FDA might argue that industry should be saying “thank you.” Industry should thank them, they might suggest, for working on big, profound stuff like a whole new way of regulating software.  While there is some truth to that, companies that are trying to innovate low risk CDS are unlikely to say thank you, when frankly they believe they shouldn’t even be subject to FDA regulation in the first place. Honestly those companies could care less whether FDA’s approach to regulating software is improved or not, since no intelligent regulatory system, they would argue, should encompass their software.

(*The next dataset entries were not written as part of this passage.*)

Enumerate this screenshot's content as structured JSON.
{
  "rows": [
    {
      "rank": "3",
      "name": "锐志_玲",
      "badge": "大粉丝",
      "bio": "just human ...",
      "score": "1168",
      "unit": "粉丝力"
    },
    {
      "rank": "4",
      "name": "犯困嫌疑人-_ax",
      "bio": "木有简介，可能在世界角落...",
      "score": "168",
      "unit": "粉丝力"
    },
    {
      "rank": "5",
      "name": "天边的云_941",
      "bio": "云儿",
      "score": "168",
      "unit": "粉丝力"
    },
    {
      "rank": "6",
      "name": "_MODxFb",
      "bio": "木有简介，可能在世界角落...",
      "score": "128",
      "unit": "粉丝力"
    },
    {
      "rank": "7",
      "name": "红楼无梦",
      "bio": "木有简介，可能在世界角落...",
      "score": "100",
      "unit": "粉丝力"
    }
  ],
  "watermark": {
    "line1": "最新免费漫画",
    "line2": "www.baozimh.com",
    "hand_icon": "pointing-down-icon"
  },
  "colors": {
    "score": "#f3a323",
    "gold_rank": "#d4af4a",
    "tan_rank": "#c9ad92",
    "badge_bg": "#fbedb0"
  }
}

In comments on the proposal on behalf of the CDS Coalition (which I wrote), the Coalition noted that there are dozens of low risk forms of CDS that have been on the market for years if not decades without any apparent harm. This software now may well be swept up in FDA regulation, potentially requiring that the software be removed from the marketplace. Given how widely-used some of these programs are, the disruption would be enormous.

Conclusion

The FDA December 2017 CDS guidance is only a proposal, so it may be premature to play taps for the CDS industry. But the problem is that FDA can’t simply add the risk-based stratification when the agency publishes its final version. The public has the right to comment on a new risk-based framework, and couldn’t do that since the framework was not included in the proposal. The only approach FDA can use at this juncture is to re-propose the guidance with a new approach that includes a risk-based stratification and allow another round of comments. We shall have to wait to see whether FDA decides to honor the promise it made Congress and the public at large, but it is truly disheartening that after seven years public discussion, FDA has thus far turned its back on commitments the agency made.